Troubleshooting
When encountering issues while training models with Anemoi Training, this guide will help you identify and resolve common problems. We’ll cover various debugging techniques, including those specific to PyTorch Lightning, which Anemoi Training uses under the hood.
Using Debug Configurations
To troubleshoot errors when trying to train a model for the first time,
it is advisable to use the debug configuration
anemoi/training/config/debug.yaml. This configuration:
Runs a small model
Trains on a limited number of batches per epoch
Helps identify errors more quickly
If you’re using a custom configuration, consider making these temporary adjustments:
dataloader:
limit_batches:
training: 100
validation: 100
hardware:
num_gpus_per_node: 1
These settings limit the data processed and use a single GPU, helping isolate issues related to data or parallelization.
PyTorch Lightning Debugging Tools
Anemoi Training leverages PyTorch Lightning, which provides several useful debugging tools.
Currently these aren’t implemented as config settings yet, but could easily be added, if needed.
1. Overfit on a Single Batch
To identify issues in your model’s ability to learn, try overfitting on a single batch:
# use only 1% of the train & val set
trainer = Trainer(overfit_batches=0.01)
# overfit on 10 of the same batches
trainer = Trainer(overfit_batches=10)
This setting will repeatedly train on the same batch, helping you verify if the model can learn at all.
2. Fast Dev Run
For a quick test of your entire training pipeline:
trainer = Trainer(fast_dev_run=True)
This runs a single batch for training, validation, and testing, checking if all code paths work without errors.
3. Detect Anomalies
Enable PyTorch’s anomaly detection in the diagnostics configuration:
debug:
anomaly_detection: true
This helps identify issues like NaN or infinity values in your model’s computations.
Debug Flags for Better Error Handling
Anemoi Training can make use of several debug flags to provide more detailed error information:
1. Verbose Mode
Enable verbose logging:
hydra.verbose=true
You can set the log level of the logger NAME to DEBUG. Equivalent to
import logging; logging.getLogger(NAME).setLevel(logging.DEBUG).
hydra.verbose=NAME
And even provide multiple targets.
hydra.verbose=[NAME1,NAME2]
This increases the verbosity of log outputs, providing more detailed information about the training process.
2. Asynchronous Callbacks
Disable asynchronous callbacks for clearer error messages:
diagnostics:
plot:
asynchronous: false
This makes error messages generally easier to understand by ensuring callbacks are executed synchronously.
3. Disable Plotting
Turn off plotting callbacks to isolate non-visualization related issues:
diagnostics:
plot:
callbacks: []
Or set the plot config to none, (in diagnostics.evaluation)
defaults:
plot: none
Debugging C10 Distributed Errors
The C10 distributed error can often mask underlying issues. To debug the true model error:
1. Set CUDA to Blocking Mode
Before running your training script, set the following environment variable:
export CUDA_LAUNCH_BLOCKING=1
This forces CUDA operations to run synchronously, which can reveal the true source of errors that might be hidden by asynchronous execution.
2. Run on a Single GPU
Temporarily run your model on a single GPU to eliminate some distributed training complexities:
hardware:
num_gpus_per_node: 1
The code is still distributed, but at least it removes the multi-GPU aspect and you can use debug statements.

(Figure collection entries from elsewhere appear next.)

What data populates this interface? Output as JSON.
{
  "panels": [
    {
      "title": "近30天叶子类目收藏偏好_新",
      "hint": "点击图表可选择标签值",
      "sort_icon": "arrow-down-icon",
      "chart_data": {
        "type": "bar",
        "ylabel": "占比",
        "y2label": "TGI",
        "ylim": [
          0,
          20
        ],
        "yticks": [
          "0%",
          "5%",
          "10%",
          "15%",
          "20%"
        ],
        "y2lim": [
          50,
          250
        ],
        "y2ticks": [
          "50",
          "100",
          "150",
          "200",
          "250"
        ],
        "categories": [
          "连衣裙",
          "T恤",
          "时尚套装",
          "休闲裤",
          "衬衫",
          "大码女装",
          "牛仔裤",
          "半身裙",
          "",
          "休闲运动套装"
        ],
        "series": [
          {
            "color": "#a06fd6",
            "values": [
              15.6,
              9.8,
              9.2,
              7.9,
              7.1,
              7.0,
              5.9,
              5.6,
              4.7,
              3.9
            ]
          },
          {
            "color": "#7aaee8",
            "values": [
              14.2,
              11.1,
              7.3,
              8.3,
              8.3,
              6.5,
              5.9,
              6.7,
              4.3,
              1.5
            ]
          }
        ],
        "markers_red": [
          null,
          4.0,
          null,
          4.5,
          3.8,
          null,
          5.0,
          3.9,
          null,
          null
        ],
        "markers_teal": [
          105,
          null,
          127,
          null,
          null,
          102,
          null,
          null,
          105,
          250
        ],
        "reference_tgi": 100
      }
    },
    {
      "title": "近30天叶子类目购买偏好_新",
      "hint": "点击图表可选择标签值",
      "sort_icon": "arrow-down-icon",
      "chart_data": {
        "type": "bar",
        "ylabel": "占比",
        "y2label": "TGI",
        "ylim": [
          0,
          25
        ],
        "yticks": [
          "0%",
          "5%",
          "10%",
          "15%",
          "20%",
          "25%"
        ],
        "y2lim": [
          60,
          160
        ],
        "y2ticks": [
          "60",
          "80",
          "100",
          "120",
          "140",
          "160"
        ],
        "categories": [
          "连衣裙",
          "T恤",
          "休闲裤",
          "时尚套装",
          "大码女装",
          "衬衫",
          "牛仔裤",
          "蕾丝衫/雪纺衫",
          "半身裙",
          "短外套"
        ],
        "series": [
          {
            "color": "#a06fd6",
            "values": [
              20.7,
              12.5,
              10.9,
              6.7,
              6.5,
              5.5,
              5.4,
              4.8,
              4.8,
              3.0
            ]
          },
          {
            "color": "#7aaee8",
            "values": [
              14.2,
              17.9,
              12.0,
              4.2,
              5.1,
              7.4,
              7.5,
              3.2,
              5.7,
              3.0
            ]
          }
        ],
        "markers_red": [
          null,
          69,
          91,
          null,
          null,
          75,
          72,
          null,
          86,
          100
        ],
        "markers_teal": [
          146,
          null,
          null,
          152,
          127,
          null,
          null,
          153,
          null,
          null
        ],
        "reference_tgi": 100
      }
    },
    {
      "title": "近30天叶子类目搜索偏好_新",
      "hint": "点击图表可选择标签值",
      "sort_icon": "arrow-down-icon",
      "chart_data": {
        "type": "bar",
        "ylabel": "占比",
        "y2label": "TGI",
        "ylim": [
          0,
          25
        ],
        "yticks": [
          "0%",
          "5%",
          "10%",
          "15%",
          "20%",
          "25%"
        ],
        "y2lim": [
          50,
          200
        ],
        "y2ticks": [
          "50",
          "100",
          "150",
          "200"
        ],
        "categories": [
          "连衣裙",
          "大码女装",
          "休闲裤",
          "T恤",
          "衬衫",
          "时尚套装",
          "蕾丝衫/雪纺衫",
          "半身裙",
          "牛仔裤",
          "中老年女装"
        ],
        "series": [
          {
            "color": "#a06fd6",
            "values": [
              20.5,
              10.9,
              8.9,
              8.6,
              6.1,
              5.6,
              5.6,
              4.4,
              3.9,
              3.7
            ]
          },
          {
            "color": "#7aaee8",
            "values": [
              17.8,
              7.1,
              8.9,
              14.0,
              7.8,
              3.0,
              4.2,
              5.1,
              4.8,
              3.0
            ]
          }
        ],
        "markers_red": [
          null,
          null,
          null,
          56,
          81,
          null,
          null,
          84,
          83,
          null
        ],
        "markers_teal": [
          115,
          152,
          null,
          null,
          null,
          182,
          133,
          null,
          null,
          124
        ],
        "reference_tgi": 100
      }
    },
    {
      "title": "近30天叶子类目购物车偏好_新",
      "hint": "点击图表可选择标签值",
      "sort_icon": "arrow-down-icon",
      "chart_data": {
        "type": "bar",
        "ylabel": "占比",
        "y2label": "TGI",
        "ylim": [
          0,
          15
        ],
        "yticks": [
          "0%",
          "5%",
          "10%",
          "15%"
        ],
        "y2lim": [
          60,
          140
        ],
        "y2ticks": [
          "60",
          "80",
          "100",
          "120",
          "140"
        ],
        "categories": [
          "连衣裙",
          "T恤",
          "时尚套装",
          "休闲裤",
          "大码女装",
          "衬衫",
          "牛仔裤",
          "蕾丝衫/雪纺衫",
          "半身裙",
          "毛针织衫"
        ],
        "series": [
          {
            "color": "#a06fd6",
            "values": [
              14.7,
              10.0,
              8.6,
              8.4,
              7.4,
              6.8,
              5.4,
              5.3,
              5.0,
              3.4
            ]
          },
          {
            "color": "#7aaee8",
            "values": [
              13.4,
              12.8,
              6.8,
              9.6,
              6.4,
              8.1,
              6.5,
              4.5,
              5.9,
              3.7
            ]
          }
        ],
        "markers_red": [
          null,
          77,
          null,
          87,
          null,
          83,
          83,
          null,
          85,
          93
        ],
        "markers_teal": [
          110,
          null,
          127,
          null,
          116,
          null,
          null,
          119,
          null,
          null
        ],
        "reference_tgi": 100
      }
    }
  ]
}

3. Gradually Increase Complexity
Once you’ve identified and fixed the underlying issue, gradually reintroduce distributed training and multiple GPUs to ensure the problem doesn’t reoccur in a multi-GPU setting.
Additional Troubleshooting Tips
1. Check Input Data
Verify that your input data is correctly formatted and addressed in the normalizer. Use small subsets of your data to test the pipeline.
2. Inspect Model Outputs
Regularly print or log model outputs, especially in the early stages of training, to catch any anomalies.
3. Monitor Resource Usage
Keep an eye on CPU, GPU, and memory usage. Unexpected spikes or constant high usage might indicate inefficiencies or leaks.
This can be enabled in the diagnostics configuration:
log:
mlflow:
system: true
4. Use PyTorch Profiler
Leverage PyTorch’s built-in profiler to identify performance bottlenecks:
We are currently updating the Anemoi profiler to use modern Pytorch profiling tools.
5. Gradient Checking
If you suspect issues with backpropagation, consider implementing gradient checking to verify correct gradient computations.
Seeking Further Assistance
If you’ve tried these troubleshooting steps and still encounter issues, consider:
Reviewing the Anemoi Training documentation for any recent updates or known issues
Checking the project’s issue tracker for similar problems and solutions
Reaching out to the Anemoi community or support channels for additional help
Remember to provide as much relevant information as possible when seeking assistance, including your configuration, error messages, and steps to reproduce the issue.